But because expected value is such a core way of how their thinking has grown up, they can't do things which are hard to measure. Or to our point, things like art or creativity which is not only hard to measure, potentially impossible, but is also not time and variance. So moves across time, people, space, and culture. And because that doesn't fit into that framework-- and I guess some of them do get there if they think really hard about it or they do fudges or they might think of themselves as slightly pluralist. It really doesn't fit into that framework and therefore all of that falls down. Therefore when you had enough time to do expected value over malaria nets, you definitely can't do it over art. And then the second order effects which are just really hard to do about the power of art, you just can't put into your calculations. Yet they seem to be at really crucial tipping points for the world.
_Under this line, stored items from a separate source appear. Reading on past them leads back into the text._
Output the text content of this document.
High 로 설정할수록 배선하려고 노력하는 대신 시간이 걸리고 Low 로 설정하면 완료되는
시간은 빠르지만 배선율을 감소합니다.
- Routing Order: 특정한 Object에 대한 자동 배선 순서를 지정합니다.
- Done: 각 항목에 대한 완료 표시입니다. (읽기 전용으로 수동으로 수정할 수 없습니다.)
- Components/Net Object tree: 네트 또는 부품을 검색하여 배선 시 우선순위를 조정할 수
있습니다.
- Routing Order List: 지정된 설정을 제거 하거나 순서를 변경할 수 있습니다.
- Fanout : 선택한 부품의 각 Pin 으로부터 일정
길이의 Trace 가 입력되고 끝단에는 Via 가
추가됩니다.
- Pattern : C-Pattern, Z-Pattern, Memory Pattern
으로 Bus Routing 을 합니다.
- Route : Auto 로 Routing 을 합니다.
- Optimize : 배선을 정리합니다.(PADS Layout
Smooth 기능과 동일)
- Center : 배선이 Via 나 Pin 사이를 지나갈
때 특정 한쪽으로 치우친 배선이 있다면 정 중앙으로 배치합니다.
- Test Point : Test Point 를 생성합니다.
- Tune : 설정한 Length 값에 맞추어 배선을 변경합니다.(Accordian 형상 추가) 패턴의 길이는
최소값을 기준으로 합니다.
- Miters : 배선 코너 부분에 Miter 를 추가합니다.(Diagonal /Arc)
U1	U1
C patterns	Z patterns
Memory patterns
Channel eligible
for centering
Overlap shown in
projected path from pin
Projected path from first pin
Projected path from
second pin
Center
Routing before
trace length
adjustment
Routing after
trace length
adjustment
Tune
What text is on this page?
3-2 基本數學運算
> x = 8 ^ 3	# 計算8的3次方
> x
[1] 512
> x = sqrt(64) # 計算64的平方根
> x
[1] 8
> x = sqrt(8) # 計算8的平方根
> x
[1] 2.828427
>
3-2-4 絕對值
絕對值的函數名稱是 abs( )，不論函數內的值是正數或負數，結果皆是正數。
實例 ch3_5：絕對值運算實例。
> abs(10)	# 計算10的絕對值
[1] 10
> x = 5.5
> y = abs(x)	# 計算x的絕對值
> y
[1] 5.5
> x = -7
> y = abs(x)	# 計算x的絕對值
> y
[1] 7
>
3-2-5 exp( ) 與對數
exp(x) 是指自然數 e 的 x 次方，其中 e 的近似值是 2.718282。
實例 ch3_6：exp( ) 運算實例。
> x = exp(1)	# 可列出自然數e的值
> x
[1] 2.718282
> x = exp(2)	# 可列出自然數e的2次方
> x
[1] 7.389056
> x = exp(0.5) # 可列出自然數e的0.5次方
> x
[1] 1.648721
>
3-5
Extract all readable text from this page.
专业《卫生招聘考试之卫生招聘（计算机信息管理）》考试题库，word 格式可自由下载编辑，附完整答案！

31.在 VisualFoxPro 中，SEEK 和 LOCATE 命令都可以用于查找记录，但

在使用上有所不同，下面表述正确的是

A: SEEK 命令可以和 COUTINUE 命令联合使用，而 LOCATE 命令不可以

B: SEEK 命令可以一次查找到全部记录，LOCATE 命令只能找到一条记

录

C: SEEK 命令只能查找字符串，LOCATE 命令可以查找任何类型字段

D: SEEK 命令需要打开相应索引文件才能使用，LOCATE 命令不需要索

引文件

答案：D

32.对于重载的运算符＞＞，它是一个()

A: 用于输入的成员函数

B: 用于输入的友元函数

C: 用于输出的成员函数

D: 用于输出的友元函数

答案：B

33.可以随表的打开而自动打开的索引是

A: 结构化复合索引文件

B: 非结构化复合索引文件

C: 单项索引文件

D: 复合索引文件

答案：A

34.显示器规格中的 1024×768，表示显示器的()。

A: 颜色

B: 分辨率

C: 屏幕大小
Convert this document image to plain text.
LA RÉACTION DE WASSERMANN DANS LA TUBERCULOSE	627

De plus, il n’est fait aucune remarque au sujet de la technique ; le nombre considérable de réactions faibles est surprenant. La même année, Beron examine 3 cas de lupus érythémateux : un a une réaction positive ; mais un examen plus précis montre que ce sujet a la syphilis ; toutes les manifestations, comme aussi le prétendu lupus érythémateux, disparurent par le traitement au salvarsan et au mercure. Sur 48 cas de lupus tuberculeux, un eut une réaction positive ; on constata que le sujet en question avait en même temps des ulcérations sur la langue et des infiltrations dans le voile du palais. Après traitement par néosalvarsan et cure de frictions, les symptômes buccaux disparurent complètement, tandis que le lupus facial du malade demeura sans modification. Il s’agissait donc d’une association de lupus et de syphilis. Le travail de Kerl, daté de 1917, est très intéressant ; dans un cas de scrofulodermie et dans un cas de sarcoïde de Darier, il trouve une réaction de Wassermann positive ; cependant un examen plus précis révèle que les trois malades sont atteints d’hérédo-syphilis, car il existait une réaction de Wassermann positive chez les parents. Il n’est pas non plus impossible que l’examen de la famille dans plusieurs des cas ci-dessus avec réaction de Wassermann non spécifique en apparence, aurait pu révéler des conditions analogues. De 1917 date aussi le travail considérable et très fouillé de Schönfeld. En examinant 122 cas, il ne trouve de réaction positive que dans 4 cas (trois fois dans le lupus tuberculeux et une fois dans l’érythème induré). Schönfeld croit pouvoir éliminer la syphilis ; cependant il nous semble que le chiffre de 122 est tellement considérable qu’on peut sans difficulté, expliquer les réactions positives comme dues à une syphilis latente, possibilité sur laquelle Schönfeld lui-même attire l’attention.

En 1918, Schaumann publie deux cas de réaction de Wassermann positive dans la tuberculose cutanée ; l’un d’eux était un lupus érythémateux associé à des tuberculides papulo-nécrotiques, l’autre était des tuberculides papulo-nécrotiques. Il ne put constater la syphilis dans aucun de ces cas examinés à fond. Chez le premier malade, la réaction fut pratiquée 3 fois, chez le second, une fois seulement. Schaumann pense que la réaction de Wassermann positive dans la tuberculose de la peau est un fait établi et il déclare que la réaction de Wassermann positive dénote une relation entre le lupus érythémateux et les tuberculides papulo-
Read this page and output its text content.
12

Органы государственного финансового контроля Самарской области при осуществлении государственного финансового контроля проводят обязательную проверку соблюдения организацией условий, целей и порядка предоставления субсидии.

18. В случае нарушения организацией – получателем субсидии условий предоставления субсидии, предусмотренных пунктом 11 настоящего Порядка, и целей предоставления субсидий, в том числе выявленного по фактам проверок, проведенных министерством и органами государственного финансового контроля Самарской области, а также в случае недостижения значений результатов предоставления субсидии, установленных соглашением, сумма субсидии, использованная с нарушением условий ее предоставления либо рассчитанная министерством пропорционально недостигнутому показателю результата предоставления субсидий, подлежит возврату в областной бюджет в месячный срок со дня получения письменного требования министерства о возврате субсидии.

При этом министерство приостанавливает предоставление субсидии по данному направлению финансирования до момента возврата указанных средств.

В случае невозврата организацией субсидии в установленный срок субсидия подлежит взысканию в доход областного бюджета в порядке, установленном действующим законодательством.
So two or three examples. Maybe it's emergent behavior talking about that. Greta, is that emergent behavior or not. But for instance, the white Texan lawyer for Martin Luther King Jr became a lawyer for minority rights because he listened to Louis Armstrong play jazz and he said, "I've heard genius in a black man. The only thing I know is that I need to fight for equality." He's on the record of saying that. That's the interesting formative power of art. You think of something like...
Kanjun (01:42:01):
Art is like a way to see the humanity in anyone else.
Ben (01:42:05):
Exactly that. And all of these important social progress points you had an artistic narrative which changed the system or made the system better. Some of that goes to our deepest myths. I call them myths because they're things that are true only because humans believe them to be true. Like money. The tree doesn't care about money. The dog doesn't care about money. The alien probably wouldn't care about money depending on whether we had to interact. Humans only care about money because we've made that. So that's one of our greatest myths. And essentially that's an act of creativity. In fact, that's kind of an act of art which is across that and humanity. Because that doesn't fit into expected value theory very well with some soft order pluralism, they can't get it so easily and therefore it fails by the wayside. But that's why you then get these critiques outside about how they don't understand the system. They do obviously understand the power story and art and things, but because you can't really weigh it up between individual stories, they tend not to really invest in it very much. So that's an answer to that. But I feel fairly certain that seems to be the roots of it. And when I speak to a lot of EAs that seems to be true. If you read their influential philosophy, that also seems to be true.
Kanjun (01:43:27):
Yeah, I think that's true. Peter Singer explicitly says funding the arts is not as good as saving lives in different countries. One thing that I think I've been puzzled by is this question of measurement. Michael and I think -- One of the things we talked a lot about is funders trying to measure research results and how that results in short-term incremental decisions. And I think measurement is actually-- It's something that I deal with a lot in my day-to-day life. I used to run a startup. Startups are all about measurement because it's all about short-term. But running a research lab, I can't measure anything. There's very little stuff that I can measure. So I've had to completely change my perspective on measurement.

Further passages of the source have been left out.